Sacando Rolhas das Regiões Portuguesas
A pedidos de um confrade, neste mês que passou optamos por destrinchar algumas das regiões produtoras portuguesas e seus estilos de vinhos. Para efeitos didáticos duas regiões mais tradicionais (norte) com duas mais modernas (centro e sul) o que gera estilos bem diferentes. Sujeito a colher tempestades (rs), para efeitos comparativos, considerando-se estilos tão somente sem considerar as uvas envolvidas, penso que o Douro nos remete a Bordeaux e o Dão a Borgonha (ou vice versa! rs) e as regiões Lisboa e Alentejo como mais novo mundistas, de estilo mais moderno, havendo exceções obviamente porque os puristas existem em todos os lados. Nas regiões do Dão e Douro uvas somente “autóctones” onde as chamadas castas “internacionais” não têm vez e no Alentejo e Lisboa um blend de ambas. Simplista?
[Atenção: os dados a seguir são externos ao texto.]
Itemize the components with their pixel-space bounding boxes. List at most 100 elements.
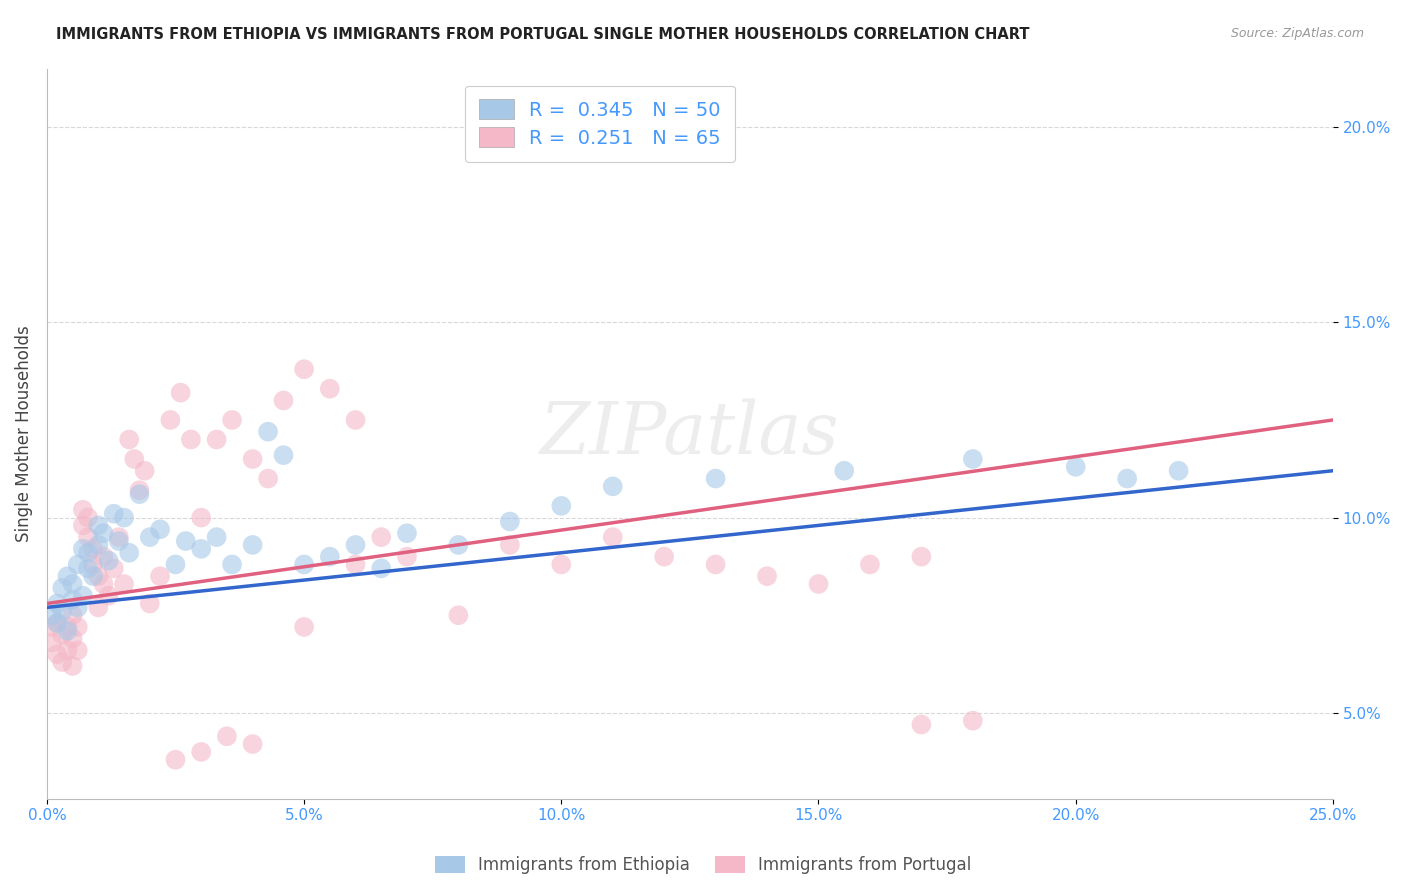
Point bbox=[66, 620, 89, 634]
Point bbox=[652, 549, 675, 564]
Point bbox=[242, 452, 264, 467]
Point bbox=[221, 413, 243, 427]
Legend: R =  0.345   N = 50, R =  0.251   N = 65: R = 0.345 N = 50, R = 0.251 N = 65 bbox=[465, 86, 734, 161]
Point bbox=[149, 522, 172, 536]
Point bbox=[93, 549, 115, 564]
Point bbox=[395, 549, 418, 564]
Point bbox=[1167, 464, 1189, 478]
Point bbox=[174, 534, 197, 549]
Point bbox=[756, 569, 779, 583]
Point bbox=[87, 518, 110, 533]
Point bbox=[82, 569, 104, 583]
Point bbox=[962, 452, 984, 467]
Point bbox=[62, 608, 84, 623]
Point bbox=[344, 558, 367, 572]
Point bbox=[103, 561, 125, 575]
Point bbox=[72, 518, 94, 533]
Point bbox=[139, 597, 162, 611]
Point bbox=[190, 541, 212, 556]
Point bbox=[134, 464, 156, 478]
Point bbox=[77, 561, 100, 575]
Point bbox=[242, 737, 264, 751]
Point bbox=[910, 549, 932, 564]
Point bbox=[1116, 471, 1139, 485]
Point bbox=[66, 643, 89, 657]
Point bbox=[273, 393, 295, 408]
Point bbox=[46, 615, 69, 630]
Y-axis label: Single Mother Households: Single Mother Households bbox=[15, 326, 32, 542]
Point bbox=[72, 541, 94, 556]
Point bbox=[56, 620, 79, 634]
Point bbox=[1064, 459, 1087, 474]
Point bbox=[447, 608, 470, 623]
Point bbox=[704, 558, 727, 572]
Point bbox=[87, 600, 110, 615]
Point bbox=[169, 385, 191, 400]
Point bbox=[832, 464, 855, 478]
Point bbox=[273, 448, 295, 462]
Point bbox=[499, 515, 522, 529]
Point bbox=[77, 510, 100, 524]
Point bbox=[499, 538, 522, 552]
Point bbox=[180, 433, 202, 447]
Point bbox=[112, 510, 135, 524]
Point bbox=[77, 530, 100, 544]
Point bbox=[344, 538, 367, 552]
Point bbox=[51, 628, 73, 642]
Point bbox=[41, 620, 63, 634]
Point bbox=[190, 745, 212, 759]
Point bbox=[56, 569, 79, 583]
Point bbox=[112, 577, 135, 591]
Point bbox=[319, 382, 342, 396]
Point bbox=[62, 632, 84, 646]
Point bbox=[97, 589, 120, 603]
Point bbox=[46, 647, 69, 661]
Point bbox=[124, 452, 146, 467]
Point bbox=[910, 717, 932, 731]
Point bbox=[41, 635, 63, 649]
Point bbox=[165, 558, 187, 572]
Point bbox=[118, 546, 141, 560]
Point bbox=[77, 546, 100, 560]
Point bbox=[46, 615, 69, 630]
Point bbox=[242, 538, 264, 552]
Point bbox=[108, 534, 131, 549]
Point bbox=[395, 526, 418, 541]
Point bbox=[56, 643, 79, 657]
Point bbox=[205, 530, 228, 544]
Point bbox=[221, 558, 243, 572]
Point bbox=[159, 413, 181, 427]
Point bbox=[51, 581, 73, 595]
Point bbox=[62, 577, 84, 591]
Point bbox=[344, 413, 367, 427]
Point bbox=[190, 510, 212, 524]
Legend: Immigrants from Ethiopia, Immigrants from Portugal: Immigrants from Ethiopia, Immigrants fro… bbox=[434, 856, 972, 874]
Point bbox=[41, 608, 63, 623]
Point bbox=[139, 530, 162, 544]
Point bbox=[205, 433, 228, 447]
Point bbox=[602, 530, 624, 544]
Point bbox=[859, 558, 882, 572]
Point bbox=[46, 597, 69, 611]
Point bbox=[602, 479, 624, 493]
Point bbox=[807, 577, 830, 591]
Point bbox=[215, 729, 238, 743]
Point bbox=[93, 526, 115, 541]
Point bbox=[56, 624, 79, 638]
Point bbox=[257, 425, 280, 439]
Point bbox=[257, 471, 280, 485]
Point bbox=[97, 553, 120, 567]
Point bbox=[292, 558, 315, 572]
Point bbox=[93, 577, 115, 591]
Point bbox=[87, 538, 110, 552]
Point bbox=[103, 507, 125, 521]
Point bbox=[51, 604, 73, 618]
Point bbox=[447, 538, 470, 552]
Point bbox=[66, 600, 89, 615]
Point bbox=[704, 471, 727, 485]
Point bbox=[292, 362, 315, 376]
Point bbox=[370, 530, 392, 544]
Point bbox=[128, 487, 150, 501]
Point bbox=[149, 569, 172, 583]
Point bbox=[72, 503, 94, 517]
Pode ser, mas a meu ver faz sentido e facilita a compreensão para quem tem dificuldade de entender a grande diversidade vinícola deste pequeno, porém tão rico país! (clique no mapa para ampliar) Agora, este espaço é de nossa porta voz Raquel Santos, amiga, confrade e sommelier que é a porta voz da Confraria, então vamos a seu relato:
Portugal é um pais relativamente pequeno em área, porém a enorme diversidade das suas regiões são evidentes. Quando se fala de clima, nunca podemos pensar em homogeneidade. Lá temos como referência os “micro climas”, que sofrem as influências do Atlântico, Mediterrâneo e climas continentais. O solo também é muito variado e além disso, cada região (DOC) tem suas castas autorizadas e oficialmente recomendadas.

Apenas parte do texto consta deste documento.